Tony Maylam’s Split Second is probably forever doomed to be a cult favorite, but it’s a pity it’s not better known. It has a wild, sometimes even manic electricity that covers up most deficiencies. I happened to watch it back-to-back with another forgotten 90s sci-fi, Screamers, which is as much a drag as Split Second is a good time. A boring bad movie is the pits, but a bad movie with verve can be a blast. Good thing Split Second is the latter.
It hails from that very specific trenchcoat / combat boots / spiky hair / round tinted glasses moment in the early ’90s, with all the look and feel of cyberpunk without the cyber. It’s almost kind of a relief to see a sci-fi movie that isn’t packed with PDAs, virtual reality goggles, floppy discs, or other gizmos. The sets, costumes, and art direction are all nice, but would have probably looked better had the studio lights not been cranked all the way up. Also of note: the goopy monster suit looks so much like 2018’s computer-generated Venom that it seems beyond coincidence.

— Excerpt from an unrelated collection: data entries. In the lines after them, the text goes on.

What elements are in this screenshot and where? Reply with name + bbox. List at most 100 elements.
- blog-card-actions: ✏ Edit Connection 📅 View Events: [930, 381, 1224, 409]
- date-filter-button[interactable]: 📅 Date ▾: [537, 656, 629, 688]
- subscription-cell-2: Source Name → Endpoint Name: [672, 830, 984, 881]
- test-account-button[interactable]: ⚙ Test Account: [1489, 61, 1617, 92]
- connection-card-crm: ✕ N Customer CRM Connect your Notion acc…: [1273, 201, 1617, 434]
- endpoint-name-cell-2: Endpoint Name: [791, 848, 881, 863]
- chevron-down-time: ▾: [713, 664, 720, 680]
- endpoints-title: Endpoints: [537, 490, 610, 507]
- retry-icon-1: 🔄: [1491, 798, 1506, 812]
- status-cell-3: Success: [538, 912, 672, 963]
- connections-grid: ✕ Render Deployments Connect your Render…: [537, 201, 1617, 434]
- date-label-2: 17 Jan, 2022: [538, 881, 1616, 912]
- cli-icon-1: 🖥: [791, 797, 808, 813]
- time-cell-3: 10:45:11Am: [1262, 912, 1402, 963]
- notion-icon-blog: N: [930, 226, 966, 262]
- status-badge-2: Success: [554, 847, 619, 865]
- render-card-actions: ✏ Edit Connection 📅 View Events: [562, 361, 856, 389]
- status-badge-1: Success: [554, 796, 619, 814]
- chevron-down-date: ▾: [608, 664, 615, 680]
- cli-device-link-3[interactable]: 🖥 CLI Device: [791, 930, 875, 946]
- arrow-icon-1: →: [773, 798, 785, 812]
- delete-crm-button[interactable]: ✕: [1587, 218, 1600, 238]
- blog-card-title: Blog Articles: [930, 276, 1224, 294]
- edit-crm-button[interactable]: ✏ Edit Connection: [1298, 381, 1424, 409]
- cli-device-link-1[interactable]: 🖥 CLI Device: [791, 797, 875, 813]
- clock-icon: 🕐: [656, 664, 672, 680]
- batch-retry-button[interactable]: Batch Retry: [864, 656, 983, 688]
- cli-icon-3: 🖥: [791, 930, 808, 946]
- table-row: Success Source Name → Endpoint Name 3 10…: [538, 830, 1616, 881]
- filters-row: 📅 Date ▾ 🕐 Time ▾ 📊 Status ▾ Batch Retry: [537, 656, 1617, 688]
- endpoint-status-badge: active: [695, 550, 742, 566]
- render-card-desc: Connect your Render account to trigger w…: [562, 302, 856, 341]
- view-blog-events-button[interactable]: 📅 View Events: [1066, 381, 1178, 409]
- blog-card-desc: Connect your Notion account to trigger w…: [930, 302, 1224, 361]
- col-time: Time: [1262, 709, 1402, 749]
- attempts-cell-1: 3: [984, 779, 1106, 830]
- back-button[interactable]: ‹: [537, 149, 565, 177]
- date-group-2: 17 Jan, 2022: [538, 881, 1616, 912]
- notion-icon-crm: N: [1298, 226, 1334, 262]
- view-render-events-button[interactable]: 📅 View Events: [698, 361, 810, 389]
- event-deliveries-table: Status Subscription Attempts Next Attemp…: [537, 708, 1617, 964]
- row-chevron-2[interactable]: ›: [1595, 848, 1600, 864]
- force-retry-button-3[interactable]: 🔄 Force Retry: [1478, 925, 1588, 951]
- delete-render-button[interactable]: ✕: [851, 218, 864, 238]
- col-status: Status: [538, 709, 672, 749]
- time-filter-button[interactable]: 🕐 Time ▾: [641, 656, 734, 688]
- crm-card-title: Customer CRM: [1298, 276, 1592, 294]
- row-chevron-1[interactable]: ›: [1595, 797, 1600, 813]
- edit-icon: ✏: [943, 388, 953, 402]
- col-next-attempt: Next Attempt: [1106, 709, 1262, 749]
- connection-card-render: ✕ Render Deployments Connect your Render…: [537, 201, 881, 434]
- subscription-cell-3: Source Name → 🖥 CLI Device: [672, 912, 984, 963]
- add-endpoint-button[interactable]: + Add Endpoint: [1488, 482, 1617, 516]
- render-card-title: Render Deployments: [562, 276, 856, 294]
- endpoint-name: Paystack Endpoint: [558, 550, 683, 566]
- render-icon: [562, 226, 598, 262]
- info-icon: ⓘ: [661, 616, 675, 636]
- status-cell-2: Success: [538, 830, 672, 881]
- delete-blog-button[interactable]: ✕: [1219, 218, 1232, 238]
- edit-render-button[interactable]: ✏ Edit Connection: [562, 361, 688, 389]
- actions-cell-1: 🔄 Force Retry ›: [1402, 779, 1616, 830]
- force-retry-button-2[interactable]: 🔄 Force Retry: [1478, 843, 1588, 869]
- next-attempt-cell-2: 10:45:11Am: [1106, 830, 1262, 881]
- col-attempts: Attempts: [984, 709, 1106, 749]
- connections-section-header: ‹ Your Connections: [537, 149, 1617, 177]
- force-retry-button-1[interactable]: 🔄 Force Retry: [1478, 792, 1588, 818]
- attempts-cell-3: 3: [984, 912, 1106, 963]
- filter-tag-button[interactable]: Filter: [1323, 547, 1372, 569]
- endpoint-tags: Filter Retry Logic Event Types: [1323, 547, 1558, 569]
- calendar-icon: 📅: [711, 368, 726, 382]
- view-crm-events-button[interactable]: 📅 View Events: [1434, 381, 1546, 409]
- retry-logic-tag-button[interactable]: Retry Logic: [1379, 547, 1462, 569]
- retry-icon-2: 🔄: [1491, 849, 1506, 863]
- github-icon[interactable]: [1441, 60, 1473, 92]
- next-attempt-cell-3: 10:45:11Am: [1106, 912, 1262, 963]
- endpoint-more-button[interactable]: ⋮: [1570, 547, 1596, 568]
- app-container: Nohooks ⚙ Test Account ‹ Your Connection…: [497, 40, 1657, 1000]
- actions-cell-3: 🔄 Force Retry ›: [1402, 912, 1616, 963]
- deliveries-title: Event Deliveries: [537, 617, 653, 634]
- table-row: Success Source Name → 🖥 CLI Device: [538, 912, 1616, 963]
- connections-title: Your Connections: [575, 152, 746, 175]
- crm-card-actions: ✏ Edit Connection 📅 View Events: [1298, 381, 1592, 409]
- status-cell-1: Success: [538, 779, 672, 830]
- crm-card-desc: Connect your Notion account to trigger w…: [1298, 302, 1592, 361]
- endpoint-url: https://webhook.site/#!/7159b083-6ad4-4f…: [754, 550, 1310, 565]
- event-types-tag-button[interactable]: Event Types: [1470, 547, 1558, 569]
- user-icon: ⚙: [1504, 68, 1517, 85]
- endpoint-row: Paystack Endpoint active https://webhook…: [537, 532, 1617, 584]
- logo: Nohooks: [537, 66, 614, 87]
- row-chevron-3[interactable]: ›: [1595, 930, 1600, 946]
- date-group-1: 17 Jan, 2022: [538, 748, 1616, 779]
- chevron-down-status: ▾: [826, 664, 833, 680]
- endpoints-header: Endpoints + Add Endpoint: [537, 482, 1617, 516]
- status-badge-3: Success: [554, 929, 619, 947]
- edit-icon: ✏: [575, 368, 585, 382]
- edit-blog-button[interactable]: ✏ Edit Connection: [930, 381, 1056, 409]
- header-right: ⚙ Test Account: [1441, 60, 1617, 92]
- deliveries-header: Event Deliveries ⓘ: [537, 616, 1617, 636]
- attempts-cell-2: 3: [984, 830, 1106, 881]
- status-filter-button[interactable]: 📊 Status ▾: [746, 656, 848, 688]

Rutger Hauer is entertainingly eccentric and committed throughout, and has an unexpected chemistry (a baseline requirement for the buddy cop genre) with Alastair Duncan — if a little less chemistry with Kim Cattrall. She’s super-cute here, sporting what looks like Juliette Binoche’s haircut from The Unbearable Lightness of Being, but (check calendar) it’s probably her Vulcan hairdo from Star Trek: The Undiscovered Country.
As over the top and ridiculous it is about everything else, Split Second is unexpectedly clear-eyed about climate change. This near-future dystopia is a waterlogged London beset by extreme weather, poverty, crime, vermin, and pestilence. It makes the roughly contemporaneous Waterworld look like the cartoon it is.